Created 05-14-2018 03:36 AM
If Ranger is doing query re-writes why does it need LLAP. Why isn't Spark + HDFS sufficient for the query filtering?
Created 05-14-2018 05:39 PM
Created 05-15-2018 04:41 AM
I read this article before, but the filtering and projection is already provided by Spark execution engine over HDFS. Why do we need LLAP in the middle only in context of row level security. (Note: I am not talking about performance benefits of LLAP in general here).
How about this?
USer submits query -> Ranger authorizes and modifies the query filters/projections-> the new query gets executed as normal Saprk SQL of HDFS (with no need of LLAP)
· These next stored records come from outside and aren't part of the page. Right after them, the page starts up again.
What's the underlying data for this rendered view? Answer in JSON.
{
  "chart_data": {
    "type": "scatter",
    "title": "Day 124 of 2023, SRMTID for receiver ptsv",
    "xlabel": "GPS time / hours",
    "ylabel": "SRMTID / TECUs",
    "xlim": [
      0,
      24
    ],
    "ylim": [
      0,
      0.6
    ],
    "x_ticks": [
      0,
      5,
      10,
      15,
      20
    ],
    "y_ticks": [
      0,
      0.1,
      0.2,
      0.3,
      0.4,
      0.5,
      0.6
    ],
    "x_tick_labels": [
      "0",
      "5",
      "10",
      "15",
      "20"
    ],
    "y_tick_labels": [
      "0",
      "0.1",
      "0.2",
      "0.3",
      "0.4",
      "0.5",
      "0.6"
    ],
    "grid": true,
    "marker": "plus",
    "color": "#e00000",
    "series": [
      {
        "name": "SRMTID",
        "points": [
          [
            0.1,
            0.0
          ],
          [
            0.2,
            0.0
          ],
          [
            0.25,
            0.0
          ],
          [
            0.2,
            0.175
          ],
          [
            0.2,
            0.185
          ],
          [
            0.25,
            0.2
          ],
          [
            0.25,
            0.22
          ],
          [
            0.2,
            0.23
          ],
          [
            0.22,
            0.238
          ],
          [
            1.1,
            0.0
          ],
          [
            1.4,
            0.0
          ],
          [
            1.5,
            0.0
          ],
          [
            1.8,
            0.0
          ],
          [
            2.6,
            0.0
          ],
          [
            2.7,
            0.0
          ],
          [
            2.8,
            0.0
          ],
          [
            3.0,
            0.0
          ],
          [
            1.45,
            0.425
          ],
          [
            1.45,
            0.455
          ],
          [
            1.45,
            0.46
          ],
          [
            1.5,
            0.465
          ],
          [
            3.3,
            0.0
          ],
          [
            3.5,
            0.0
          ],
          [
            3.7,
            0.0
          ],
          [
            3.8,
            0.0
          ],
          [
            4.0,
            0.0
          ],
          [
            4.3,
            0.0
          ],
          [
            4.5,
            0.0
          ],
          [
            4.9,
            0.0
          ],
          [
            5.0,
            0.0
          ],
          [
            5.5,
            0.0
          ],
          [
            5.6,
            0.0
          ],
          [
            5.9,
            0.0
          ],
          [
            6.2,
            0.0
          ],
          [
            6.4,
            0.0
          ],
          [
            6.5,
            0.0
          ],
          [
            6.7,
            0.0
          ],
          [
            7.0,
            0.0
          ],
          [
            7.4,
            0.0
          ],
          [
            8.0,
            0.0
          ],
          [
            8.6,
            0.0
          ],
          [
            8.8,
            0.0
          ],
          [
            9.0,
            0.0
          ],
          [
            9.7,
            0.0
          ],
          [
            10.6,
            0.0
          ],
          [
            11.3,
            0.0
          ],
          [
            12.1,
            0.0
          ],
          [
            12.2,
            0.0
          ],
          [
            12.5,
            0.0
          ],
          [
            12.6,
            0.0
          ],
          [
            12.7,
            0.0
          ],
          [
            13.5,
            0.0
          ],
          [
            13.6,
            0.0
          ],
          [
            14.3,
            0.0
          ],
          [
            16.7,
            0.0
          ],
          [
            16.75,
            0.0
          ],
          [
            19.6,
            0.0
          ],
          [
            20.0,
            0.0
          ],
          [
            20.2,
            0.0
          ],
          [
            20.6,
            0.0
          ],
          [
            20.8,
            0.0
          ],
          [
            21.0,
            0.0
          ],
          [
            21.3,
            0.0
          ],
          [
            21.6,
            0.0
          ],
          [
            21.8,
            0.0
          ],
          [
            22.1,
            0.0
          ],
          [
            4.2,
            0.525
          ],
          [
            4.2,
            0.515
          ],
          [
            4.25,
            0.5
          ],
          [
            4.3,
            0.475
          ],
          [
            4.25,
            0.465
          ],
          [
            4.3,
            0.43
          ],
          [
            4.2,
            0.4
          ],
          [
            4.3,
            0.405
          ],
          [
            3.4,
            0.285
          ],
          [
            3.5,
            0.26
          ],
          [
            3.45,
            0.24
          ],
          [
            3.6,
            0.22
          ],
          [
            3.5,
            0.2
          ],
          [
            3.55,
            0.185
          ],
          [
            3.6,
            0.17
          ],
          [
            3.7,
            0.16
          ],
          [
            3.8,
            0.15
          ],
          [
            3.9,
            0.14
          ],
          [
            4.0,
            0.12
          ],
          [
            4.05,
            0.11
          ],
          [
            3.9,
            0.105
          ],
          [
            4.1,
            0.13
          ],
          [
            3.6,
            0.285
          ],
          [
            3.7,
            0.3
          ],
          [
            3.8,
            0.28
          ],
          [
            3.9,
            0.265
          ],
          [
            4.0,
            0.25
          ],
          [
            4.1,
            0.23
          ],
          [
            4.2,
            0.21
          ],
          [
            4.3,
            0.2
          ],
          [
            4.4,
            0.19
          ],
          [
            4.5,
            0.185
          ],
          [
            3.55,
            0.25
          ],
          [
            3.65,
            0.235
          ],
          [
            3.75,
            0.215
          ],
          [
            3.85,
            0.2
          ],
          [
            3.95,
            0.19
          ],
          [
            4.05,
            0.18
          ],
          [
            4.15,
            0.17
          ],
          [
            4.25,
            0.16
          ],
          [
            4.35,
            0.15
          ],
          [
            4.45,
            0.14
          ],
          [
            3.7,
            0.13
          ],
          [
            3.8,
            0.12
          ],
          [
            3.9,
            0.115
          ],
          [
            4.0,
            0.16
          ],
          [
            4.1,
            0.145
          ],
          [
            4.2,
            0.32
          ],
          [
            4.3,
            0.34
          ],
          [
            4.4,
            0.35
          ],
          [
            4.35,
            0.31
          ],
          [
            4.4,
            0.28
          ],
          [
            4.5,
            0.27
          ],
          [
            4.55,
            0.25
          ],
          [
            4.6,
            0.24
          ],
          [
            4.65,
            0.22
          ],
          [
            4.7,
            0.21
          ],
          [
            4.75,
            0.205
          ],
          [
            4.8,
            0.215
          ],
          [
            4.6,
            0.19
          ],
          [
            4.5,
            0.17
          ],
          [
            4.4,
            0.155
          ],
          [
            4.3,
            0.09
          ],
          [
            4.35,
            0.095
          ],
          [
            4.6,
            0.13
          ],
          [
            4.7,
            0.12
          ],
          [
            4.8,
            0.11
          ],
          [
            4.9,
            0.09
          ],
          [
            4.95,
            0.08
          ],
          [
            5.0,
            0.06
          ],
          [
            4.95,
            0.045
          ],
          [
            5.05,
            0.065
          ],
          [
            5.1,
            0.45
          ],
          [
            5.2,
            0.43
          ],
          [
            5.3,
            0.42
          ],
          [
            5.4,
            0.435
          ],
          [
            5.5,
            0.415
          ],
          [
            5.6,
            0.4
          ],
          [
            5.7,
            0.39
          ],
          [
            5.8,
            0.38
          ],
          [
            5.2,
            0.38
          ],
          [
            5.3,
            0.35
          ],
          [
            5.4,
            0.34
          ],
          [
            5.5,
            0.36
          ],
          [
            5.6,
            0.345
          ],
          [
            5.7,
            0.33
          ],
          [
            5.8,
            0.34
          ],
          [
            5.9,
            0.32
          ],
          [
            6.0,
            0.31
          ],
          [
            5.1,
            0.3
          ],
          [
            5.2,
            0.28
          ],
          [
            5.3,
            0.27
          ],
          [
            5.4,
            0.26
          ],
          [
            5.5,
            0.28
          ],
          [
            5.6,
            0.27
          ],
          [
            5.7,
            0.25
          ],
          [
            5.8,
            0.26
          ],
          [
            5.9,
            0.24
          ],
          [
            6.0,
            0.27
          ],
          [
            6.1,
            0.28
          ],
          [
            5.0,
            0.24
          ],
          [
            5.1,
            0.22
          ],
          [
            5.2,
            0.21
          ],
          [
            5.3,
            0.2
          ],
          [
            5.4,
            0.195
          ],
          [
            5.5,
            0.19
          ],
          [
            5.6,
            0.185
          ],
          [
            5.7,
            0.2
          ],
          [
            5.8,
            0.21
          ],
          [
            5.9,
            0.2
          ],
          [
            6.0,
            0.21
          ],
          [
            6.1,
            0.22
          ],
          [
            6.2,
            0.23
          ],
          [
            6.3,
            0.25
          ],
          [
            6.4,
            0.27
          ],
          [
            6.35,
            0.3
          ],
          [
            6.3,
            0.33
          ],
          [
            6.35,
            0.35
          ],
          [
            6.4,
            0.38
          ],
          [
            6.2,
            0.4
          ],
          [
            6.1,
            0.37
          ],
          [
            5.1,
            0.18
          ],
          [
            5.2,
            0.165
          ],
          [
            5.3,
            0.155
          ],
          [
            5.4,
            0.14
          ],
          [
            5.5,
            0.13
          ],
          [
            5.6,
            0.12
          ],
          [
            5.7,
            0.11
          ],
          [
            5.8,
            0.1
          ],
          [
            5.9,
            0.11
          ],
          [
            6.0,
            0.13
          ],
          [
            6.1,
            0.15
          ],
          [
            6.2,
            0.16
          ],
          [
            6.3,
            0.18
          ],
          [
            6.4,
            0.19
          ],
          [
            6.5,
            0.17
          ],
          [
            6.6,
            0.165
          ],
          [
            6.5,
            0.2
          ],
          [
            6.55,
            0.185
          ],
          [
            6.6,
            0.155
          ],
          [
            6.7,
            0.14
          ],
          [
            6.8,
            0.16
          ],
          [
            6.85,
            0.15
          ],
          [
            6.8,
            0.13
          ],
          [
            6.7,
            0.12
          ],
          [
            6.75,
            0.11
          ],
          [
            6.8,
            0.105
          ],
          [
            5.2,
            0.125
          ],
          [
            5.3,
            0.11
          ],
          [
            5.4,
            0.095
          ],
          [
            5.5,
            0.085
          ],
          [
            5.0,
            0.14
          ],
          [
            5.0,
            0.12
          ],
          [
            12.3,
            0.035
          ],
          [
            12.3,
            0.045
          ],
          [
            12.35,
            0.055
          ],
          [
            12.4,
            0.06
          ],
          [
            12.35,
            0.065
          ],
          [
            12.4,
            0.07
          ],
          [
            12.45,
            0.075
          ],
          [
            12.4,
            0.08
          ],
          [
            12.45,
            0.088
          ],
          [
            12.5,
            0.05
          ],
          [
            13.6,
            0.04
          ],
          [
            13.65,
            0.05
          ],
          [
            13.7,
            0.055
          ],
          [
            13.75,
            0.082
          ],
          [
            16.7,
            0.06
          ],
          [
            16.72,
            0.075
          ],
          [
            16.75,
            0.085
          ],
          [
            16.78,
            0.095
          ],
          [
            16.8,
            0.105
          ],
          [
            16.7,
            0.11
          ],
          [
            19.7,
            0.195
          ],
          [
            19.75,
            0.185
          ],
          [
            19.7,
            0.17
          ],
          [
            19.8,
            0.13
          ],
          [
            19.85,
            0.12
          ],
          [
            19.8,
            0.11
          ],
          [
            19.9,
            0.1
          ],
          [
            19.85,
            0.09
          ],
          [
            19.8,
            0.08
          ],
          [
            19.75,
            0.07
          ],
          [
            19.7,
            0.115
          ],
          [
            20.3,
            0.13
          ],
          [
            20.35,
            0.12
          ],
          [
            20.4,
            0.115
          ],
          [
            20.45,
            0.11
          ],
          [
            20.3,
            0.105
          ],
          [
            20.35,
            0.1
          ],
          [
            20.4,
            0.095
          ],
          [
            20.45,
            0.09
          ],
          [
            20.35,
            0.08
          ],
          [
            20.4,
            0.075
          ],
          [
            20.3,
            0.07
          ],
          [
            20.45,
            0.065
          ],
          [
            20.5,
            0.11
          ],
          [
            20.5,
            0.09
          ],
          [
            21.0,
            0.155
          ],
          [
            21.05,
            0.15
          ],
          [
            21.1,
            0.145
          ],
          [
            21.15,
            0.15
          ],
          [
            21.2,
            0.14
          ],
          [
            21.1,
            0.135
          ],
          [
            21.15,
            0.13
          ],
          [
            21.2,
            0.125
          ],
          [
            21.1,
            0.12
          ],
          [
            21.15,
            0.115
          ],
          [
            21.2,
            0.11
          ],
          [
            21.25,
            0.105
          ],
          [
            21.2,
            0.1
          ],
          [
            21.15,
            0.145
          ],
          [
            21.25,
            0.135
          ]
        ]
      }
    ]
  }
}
Created 05-15-2018 04:40 AM
I read this article before, but the filtering and projection is already provided by Spark execution engine over HDFS. Why do we need LLAP in the middle only in context of row level security. (Note: I am not talking about performance benefits of LLAP in general here).
How about this?
USer submits query -> Ranger authorizes and modifies the query filters/projections-> the new query gets executed as normal Saprk SQL of HDFS (with no need of LLAP)
Created 04-26-2020 10:11 AM
Indeed there is no need of using LLAP.
You could use this library for achieving what you are requesting without LLAP:
https://github.com/apache/submarine/tree/master/submarine-security/spark-security
It works between Spark and Ranger.